Federal court finds online agreements are binding

Uber Wins Ruling on ’Terms of Service’ Agreements

Federal court finds online agreements are binding, regardless of whether customers read or understand them

Greg Bensinger
Aug. 17, 2017 4:03 p.m. ET

A federal court Thursday ruled that the often lengthy online agreements customers face when registering for sites and apps are binding, even if customers don’t fully understand or take the time to read them, giving a boost to companies seeking to avoid class-action lawsuits.

The U.S. 2nd Circuit Court of Appeals found that Uber Technologies Inc. customers sign over their rights to sue in court when they click to agree to the ride-hailing company’s terms of service, which include a provision requiring arbitration.

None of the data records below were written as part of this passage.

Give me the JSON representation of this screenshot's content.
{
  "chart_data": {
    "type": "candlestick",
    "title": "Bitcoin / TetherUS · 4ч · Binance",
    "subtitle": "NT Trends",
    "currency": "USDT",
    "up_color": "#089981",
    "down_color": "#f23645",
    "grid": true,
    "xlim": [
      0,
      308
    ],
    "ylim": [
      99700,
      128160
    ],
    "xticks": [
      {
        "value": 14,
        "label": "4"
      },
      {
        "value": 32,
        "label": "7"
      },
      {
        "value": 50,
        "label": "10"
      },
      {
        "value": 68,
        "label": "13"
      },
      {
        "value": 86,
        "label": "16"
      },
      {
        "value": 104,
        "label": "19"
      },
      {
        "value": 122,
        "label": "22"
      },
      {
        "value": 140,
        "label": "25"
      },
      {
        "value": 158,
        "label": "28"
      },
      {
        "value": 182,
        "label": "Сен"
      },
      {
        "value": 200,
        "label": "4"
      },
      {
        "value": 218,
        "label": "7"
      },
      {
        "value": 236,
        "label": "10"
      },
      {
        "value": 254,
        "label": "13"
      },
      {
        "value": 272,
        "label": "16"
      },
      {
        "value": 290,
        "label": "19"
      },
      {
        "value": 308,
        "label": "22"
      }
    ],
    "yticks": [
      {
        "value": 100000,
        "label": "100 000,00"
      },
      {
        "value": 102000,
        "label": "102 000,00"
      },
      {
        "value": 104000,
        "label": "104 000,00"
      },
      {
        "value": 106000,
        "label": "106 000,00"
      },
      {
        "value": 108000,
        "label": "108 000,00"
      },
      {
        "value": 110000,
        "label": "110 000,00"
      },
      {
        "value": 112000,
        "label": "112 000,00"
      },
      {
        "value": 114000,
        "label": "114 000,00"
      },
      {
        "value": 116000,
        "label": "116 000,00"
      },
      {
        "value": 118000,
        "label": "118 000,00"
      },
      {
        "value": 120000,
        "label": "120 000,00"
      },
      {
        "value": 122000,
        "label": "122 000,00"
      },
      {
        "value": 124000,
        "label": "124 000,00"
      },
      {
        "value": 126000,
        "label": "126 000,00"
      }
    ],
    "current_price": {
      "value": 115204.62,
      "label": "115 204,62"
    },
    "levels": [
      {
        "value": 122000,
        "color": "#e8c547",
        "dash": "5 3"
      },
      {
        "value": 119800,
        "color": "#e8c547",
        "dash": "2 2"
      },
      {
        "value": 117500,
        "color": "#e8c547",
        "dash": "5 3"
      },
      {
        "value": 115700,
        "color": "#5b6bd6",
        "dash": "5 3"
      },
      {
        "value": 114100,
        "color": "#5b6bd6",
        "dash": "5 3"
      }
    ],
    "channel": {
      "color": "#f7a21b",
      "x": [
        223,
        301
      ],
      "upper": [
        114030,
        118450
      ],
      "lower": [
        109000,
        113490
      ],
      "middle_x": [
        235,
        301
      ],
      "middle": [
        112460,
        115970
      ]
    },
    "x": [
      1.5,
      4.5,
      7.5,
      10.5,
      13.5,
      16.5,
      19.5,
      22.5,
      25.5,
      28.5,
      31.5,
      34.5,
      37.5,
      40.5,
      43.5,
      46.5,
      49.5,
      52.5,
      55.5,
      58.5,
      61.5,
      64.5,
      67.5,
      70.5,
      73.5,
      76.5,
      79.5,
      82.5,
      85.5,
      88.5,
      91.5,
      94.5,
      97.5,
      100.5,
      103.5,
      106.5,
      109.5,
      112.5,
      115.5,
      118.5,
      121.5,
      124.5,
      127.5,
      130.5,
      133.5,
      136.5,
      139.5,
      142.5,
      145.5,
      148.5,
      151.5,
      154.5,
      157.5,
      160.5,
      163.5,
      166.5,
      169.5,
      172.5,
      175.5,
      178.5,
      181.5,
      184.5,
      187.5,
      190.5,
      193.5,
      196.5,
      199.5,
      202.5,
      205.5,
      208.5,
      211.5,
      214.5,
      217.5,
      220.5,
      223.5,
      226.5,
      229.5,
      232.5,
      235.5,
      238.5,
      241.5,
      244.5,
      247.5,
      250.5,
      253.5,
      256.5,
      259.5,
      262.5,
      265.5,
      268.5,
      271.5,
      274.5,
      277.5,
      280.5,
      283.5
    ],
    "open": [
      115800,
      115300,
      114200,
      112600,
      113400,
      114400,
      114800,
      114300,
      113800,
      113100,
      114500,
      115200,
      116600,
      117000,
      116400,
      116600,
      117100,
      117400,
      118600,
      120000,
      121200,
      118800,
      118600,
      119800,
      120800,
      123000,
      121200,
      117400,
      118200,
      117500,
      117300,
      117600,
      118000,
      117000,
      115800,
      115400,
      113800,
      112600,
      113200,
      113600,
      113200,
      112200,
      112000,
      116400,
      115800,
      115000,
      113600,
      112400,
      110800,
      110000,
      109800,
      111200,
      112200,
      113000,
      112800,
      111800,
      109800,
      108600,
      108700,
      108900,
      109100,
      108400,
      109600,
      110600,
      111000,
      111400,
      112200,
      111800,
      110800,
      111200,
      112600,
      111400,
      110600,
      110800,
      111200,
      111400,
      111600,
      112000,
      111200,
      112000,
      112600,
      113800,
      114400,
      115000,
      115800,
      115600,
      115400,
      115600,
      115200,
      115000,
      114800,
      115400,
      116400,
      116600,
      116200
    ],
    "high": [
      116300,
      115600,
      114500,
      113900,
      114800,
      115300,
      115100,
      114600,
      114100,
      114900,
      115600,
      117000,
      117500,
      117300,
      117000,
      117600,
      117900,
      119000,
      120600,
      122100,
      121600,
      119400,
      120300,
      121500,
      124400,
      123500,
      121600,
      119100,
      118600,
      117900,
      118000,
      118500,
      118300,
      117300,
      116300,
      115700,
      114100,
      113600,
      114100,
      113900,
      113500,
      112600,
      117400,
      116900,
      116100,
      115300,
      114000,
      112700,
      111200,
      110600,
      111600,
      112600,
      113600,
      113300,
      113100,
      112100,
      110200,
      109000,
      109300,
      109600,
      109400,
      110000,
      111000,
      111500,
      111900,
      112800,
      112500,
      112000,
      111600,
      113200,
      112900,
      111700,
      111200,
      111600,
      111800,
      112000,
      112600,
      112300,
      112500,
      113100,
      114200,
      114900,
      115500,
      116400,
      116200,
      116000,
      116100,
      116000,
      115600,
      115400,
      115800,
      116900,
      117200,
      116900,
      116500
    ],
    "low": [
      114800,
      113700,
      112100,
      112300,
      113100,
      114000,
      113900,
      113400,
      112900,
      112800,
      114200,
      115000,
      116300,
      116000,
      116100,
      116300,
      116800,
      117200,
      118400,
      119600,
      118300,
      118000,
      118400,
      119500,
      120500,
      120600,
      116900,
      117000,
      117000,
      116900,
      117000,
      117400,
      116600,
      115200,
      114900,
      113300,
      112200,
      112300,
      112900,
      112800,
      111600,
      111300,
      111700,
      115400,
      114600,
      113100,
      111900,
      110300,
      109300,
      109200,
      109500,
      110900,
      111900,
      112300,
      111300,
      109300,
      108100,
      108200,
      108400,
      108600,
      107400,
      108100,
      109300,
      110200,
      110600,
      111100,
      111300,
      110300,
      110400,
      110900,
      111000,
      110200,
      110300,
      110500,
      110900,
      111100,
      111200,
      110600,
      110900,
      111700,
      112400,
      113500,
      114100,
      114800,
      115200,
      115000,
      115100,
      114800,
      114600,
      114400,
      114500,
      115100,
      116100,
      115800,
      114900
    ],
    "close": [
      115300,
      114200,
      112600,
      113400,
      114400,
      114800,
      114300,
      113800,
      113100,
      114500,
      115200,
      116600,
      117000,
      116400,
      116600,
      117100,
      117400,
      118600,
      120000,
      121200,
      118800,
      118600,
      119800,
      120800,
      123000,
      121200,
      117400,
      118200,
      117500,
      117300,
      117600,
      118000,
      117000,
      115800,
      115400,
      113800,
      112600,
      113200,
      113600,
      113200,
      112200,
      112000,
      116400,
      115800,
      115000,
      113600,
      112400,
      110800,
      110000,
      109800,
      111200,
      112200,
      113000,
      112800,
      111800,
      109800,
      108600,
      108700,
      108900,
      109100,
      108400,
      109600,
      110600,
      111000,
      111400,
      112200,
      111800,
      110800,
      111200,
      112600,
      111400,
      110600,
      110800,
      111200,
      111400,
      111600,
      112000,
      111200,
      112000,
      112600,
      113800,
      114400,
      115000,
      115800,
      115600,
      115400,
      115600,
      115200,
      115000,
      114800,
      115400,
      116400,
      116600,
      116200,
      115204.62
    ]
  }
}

The case had been closely watched by technology companies, which favor such agreements as a way to keep customers from taking them to court, where sensitive business practices and unfavorable rulings could become public. Arbitration typically allows businesses to reach settlements privately and may not require them to make broad changes to their practices—a possible outcome in class-action suits.

The case strikes at a fact of everyday life for users of websites and mobile phones, who come across these agreements before being allowed to use a site or app for the first time. There typically is no means for customers to strike out certain provisions or reject the terms outright and still hope to use the service.

Circuit Judge Denny Chin overturned a district-court ruling that found Uber’s terms of service were difficult for customers to access, and therefore couldn’t be enforced because customers didn’t always know what they were agreeing to. New Uber customers agree to terms that include resolving disputes through arbitration when they click to register for the mobile app—even though the full list of provisions is only available on a separate Uber website.

“The district court erred in concluding that the notice of the Terms of Service was not reasonably conspicuous,” Judge Chin wrote. “While it may be the case that many users will not bother reading the additional terms, that is the choice the user makes.”